Reliance Capital: Focus on core business may bridge valuation gap

With 37% year-to-date gains, Reliance Capital is among the biggest gainers in the category of BSE200 companies since the start of 2017. Its stock price has almost doubled in the past 12 months, thus catching the attention of investors. But its market capitalisation still staggers at Rs 15,347 crore. This is despite two significant stake sales, which valued the life insurance business at Rs 10,000 crore and the asset management company (AMC) at Rs 8,500 crore. Reliance Capital holds 51% each in the two businesses. So what’s holding back Reliance Capital’s stock from mirroring the valuations of its subsidiaries? 

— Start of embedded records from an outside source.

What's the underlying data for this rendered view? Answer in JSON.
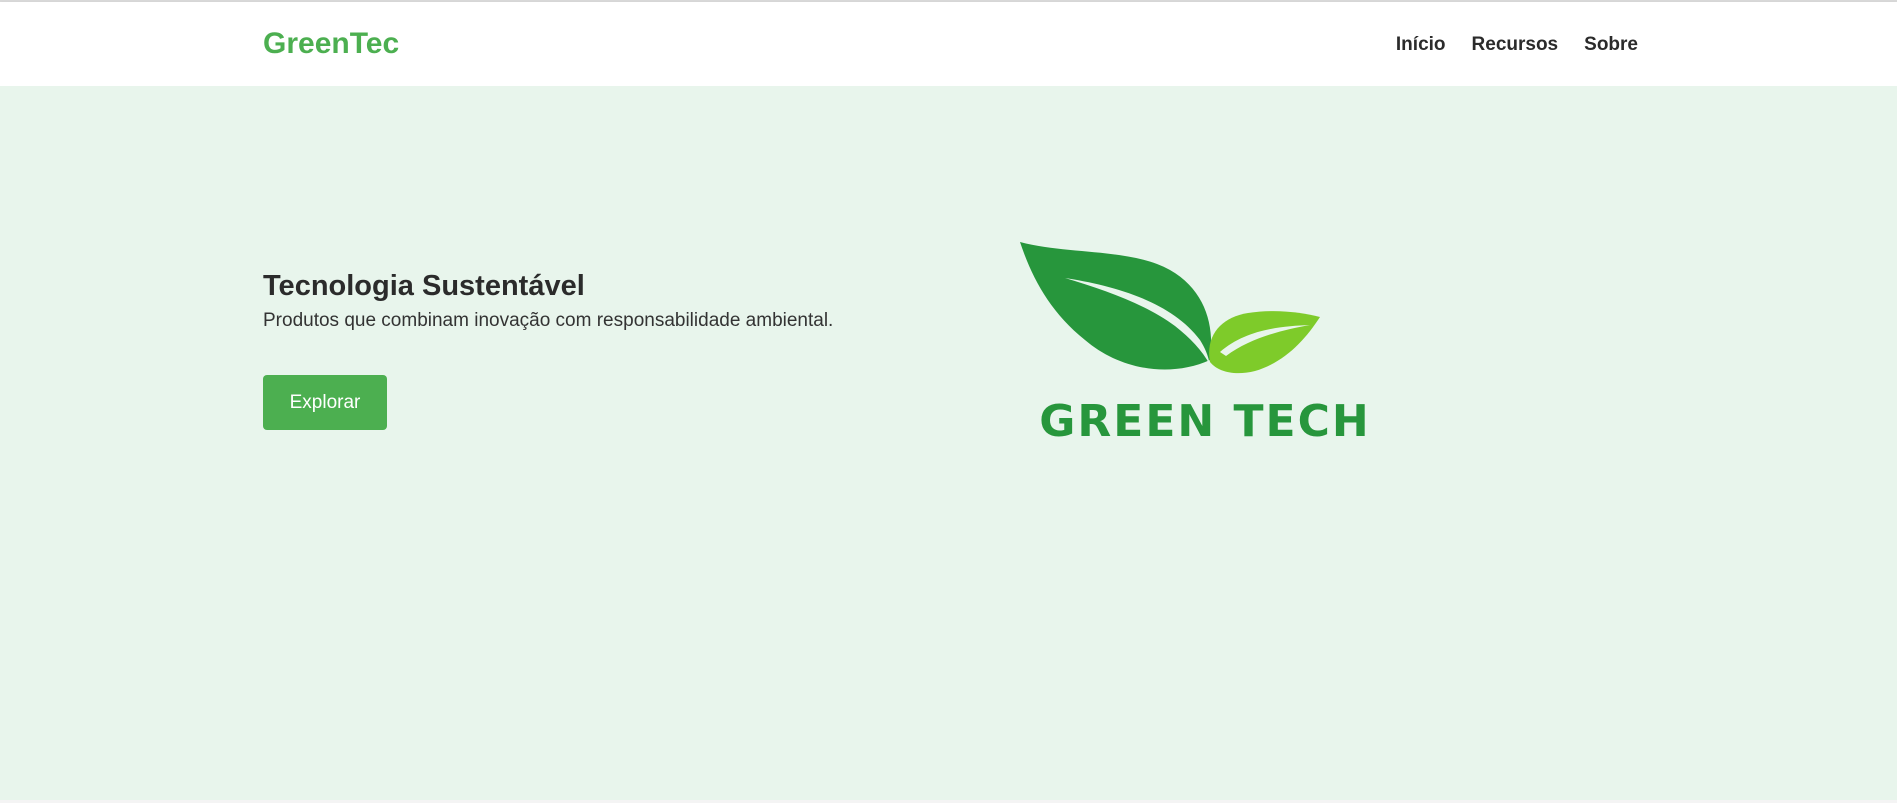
{
  "header": {
    "brand": "GreenTec",
    "nav": [
      "Início",
      "Recursos",
      "Sobre"
    ]
  },
  "hero": {
    "title": "Tecnologia Sustentável",
    "subtitle": "Produtos que combinam inovação com responsabilidade ambiental.",
    "cta_label": "Explorar"
  },
  "logo": {
    "text": "GREEN TECH",
    "icon": "leaf-icon"
  },
  "colors": {
    "brand": "#4caf50",
    "background": "#e8f5ec",
    "leaf_dark": "#27963c",
    "leaf_light": "#7ecb2a"
  }
}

While some experts say that the memories of Reliance Power’s initial public offer continue to weigh on the group’s stocks, others such as Santosh Singh, head of research, India, Haitong Securities, says it is much more than just the perception. “How the business of Reliance Capital performs on fundamental parameters is more important,” he says. Analysts say that freeing capital from non-core assets will be the most important move towards realising the potential of the core businesses. “Non-core investments have been a key problem. If they are able to sell them, the balance sheet will look better,” Singh says. 
Reliance Capital’s management, however, is optimistic and expects a substantial reduction in non-core investments in FY18. They include stakes in, Sula Vineyards, Grover Vineyards and Mahindra First Choice, apart from its interests in the media and entertainment businesses. Sloughing off non-core activities will augment capital allocation for the core areas, as discussed in the analysts’ meet, in which the group’s chairman, Anil Ambani, and his son Anmol Ambani presented the company’s plans. The core businesses include insurance (general, health and life), housing finance, commercial finance and AMC, in which the prospects are beginning to brighten. 
For instance, the AMC business fetched a net profit of Rs 506 crore in FY16 and is among the profitable asset management businesses in India. Likewise, Reliance General Insurance, which turned profitable in the current financial year, has improved its online presence over what was three years ago, and has also strengthened its banking channel partnerships. As for the 11-year-old life insurance business, the embedded value currently stands at Rs 3,074 crore with an improving persistency ratio at 61% versus 56% a year ago. As the latter improves to average levels of 70% plus for the top players, the valuations could also improve. Currently, analysts value Reliance Capital’s insurance business at 1.7 times the embedded value, as compared to 2.5 times plus for larger peers. 
In housing finance, as loans for affordable housing increased substantially, the business posted 61% year-on-year growth in loan disbursements to Rs 4,376 crore in nine months of FY17. Analysts say the asset quality of the business also appears decent with gross non-performing assets at less than 1%. The commercial lending business, focused on small and medium enterprise loans, apart from education, health care and other loans, has a 6% net interest margin, which, according to analysts, is robust. 
On the whole, analysts at ICICI Securities recently upgraded the Reliance Capital stock from ‘hold’ to ‘buy’ as they expect the lending, AMC and general insurance businesses to grow at a healthy pace of 13.7-18% in FY18. 
Analysts at Edelweiss, who increased their target price on the stock from Rs 661 to Rs 754 after the analysts’ meet, say that a potential improvement in earnings will narrow the discount between the current price and the inherent fair value of the core businesses. A stake sale in the general insurance business and listing of the home finance business would help unlock value. For now, the stock now trades at 0.8x FY18 price-to-book and is among the least expensive non-banking finance companies.